The first New Zealand Court of Appeal was established in 1846 and is something of a legal curiosity. With only two Judges in the colony, a Court of the ordinary sort was impossible. Following South Australian precedent, Sir George Grey set up an appellate Court comprising the Governor and the members of the Executive Council other than the Attorney-General. The confidence of litigants in this wholly lay Court cannot have been great. A more orthodox Court of Appeal was constituted in 1862, the members of which were drawn from the Supreme Court Judges, who thereafter had what one of them called “the melancholy pleasure of reversing one another's decisions”. This system continued until 1957, when the present Court was constituted.

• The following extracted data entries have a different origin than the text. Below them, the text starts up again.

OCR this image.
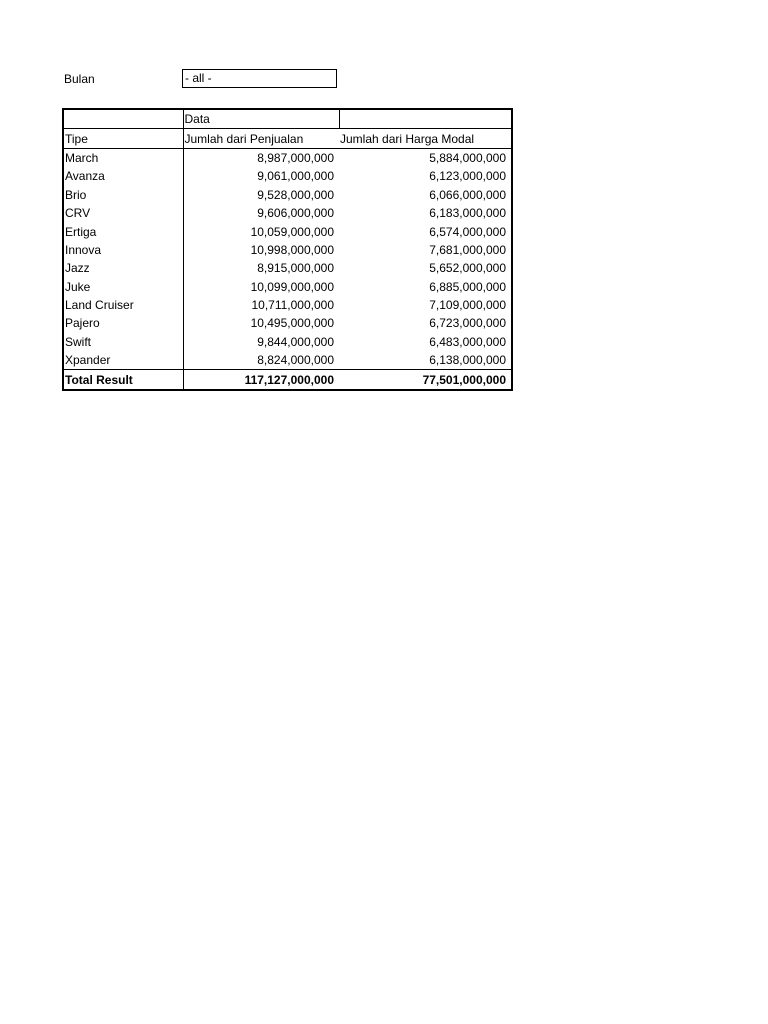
Bulan	- all -
	Data	
Tipe	Jumlah dari Penjualan	Jumlah dari Harga Modal
March	8,987,000,000	5,884,000,000
Avanza	9,061,000,000	6,123,000,000
Brio	9,528,000,000	6,066,000,000
CRV	9,606,000,000	6,183,000,000
Ertiga	10,059,000,000	6,574,000,000
Innova	10,998,000,000	7,681,000,000
Jazz	8,915,000,000	5,652,000,000
Juke	10,099,000,000	6,885,000,000
Land Cruiser	10,711,000,000	7,109,000,000
Pajero	10,495,000,000	6,723,000,000
Swift	9,844,000,000	6,483,000,000
Xpander	8,824,000,000	6,138,000,000
Total Result	117,127,000,000	77,501,000,000
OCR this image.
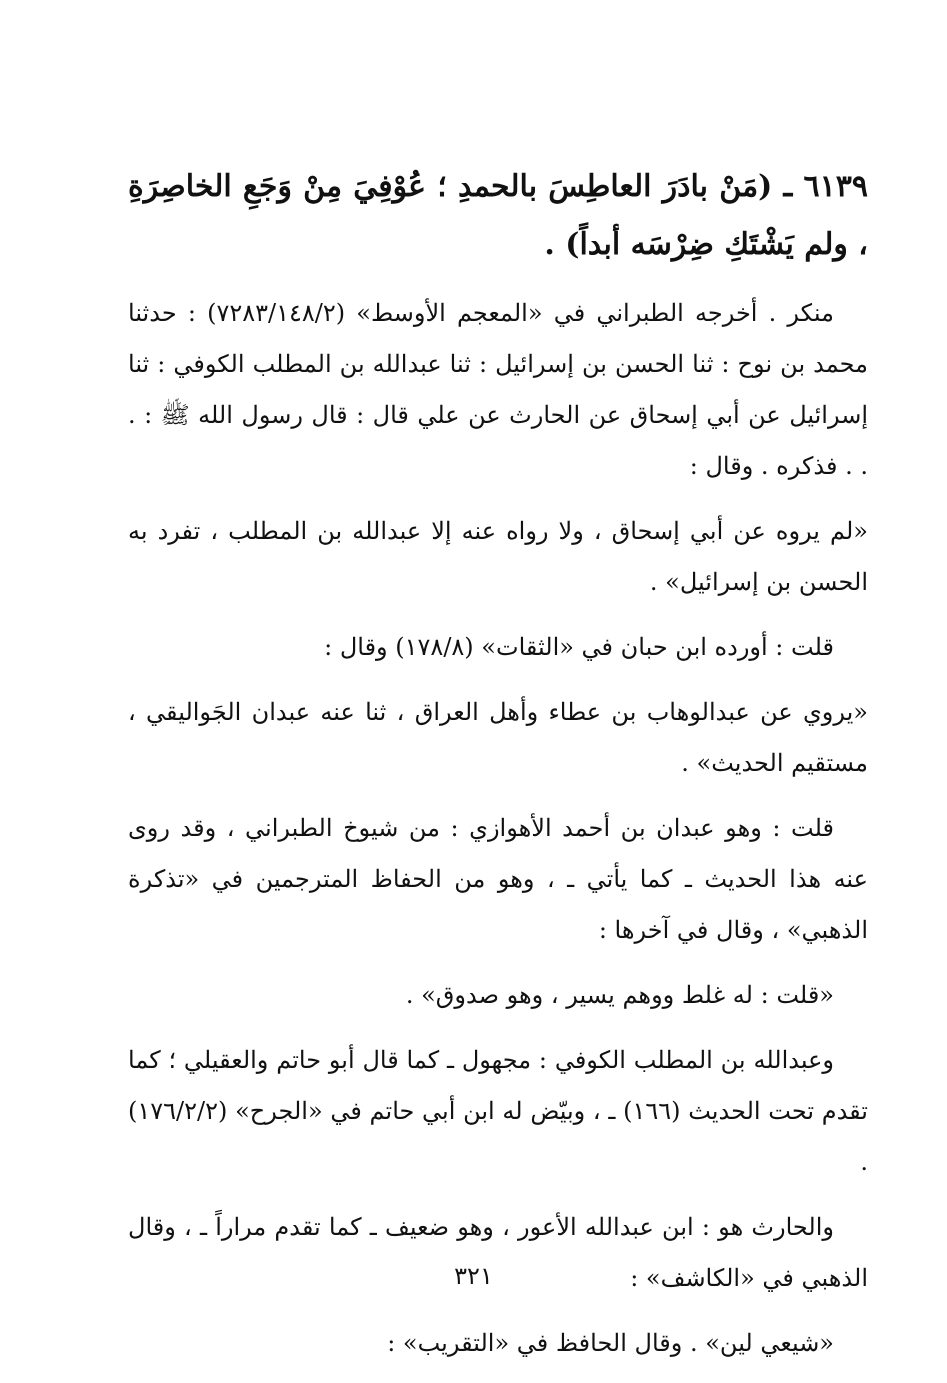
٦١٣٩ ـ (مَنْ بادَرَ العاطِسَ بالحمدِ ؛ عُوْفِيَ مِنْ وَجَعِ الخاصِرَةِ ، ولم يَشْتَكِ ضِرْسَه أبداً) .

منكر . أخرجه الطبراني في «المعجم الأوسط» (٧٢٨٣/١٤٨/٢) : حدثنا محمد بن نوح : ثنا الحسن بن إسرائيل : ثنا عبدالله بن المطلب الكوفي : ثنا إسرائيل عن أبي إسحاق عن الحارث عن علي قال : قال رسول الله ﷺ : . . . فذكره . وقال :

«لم يروه عن أبي إسحاق ، ولا رواه عنه إلا عبدالله بن المطلب ، تفرد به الحسن بن إسرائيل» .

قلت : أورده ابن حبان في «الثقات» (١٧٨/٨) وقال :

«يروي عن عبدالوهاب بن عطاء وأهل العراق ، ثنا عنه عبدان الجَواليقي ، مستقيم الحديث» .

قلت : وهو عبدان بن أحمد الأهوازي : من شيوخ الطبراني ، وقد روى عنه هذا الحديث ـ كما يأتي ـ ، وهو من الحفاظ المترجمين في «تذكرة الذهبي» ، وقال في آخرها :

«قلت : له غلط ووهم يسير ، وهو صدوق» .

وعبدالله بن المطلب الكوفي : مجهول ـ كما قال أبو حاتم والعقيلي ؛ كما تقدم تحت الحديث (١٦٦) ـ ، وبيّض له ابن أبي حاتم في «الجرح» (١٧٦/٢/٢) .

والحارث هو : ابن عبدالله الأعور ، وهو ضعيف ـ كما تقدم مراراً ـ ، وقال الذهبي في «الكاشف» :

«شيعي لين» . وقال الحافظ في «التقريب» :

٣٢١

All decisions of the Court of Appeal are final unless leave is granted to appeal to the Judicial Committee of the Privy Council sitting in London. Leave may be granted either by the Court or by the Judicial Committee itself in civil cases, but only by the Judicial Committee in criminal cases, and then only in very exceptional cases. The Judicial Committee and the House of Lords sitting as the highest Appeal Court for England generally have the same membership. Eminent Judges of Commonwealth countries are, however, appointed to the Judicial Committee from time to time. In retaining the Privy Council as the final Court of Appeal New Zealand follows Australia, but differs from Canada, India, and certain other Commonwealth countries. While most New Zealand lawyers clearly desire the retention of this right of appeal, there have been a few voices of dissent. It is indeed difficult to reconcile with either the status or needs of New Zealand the power of an overseas tribunal, however eminent, to determine our law.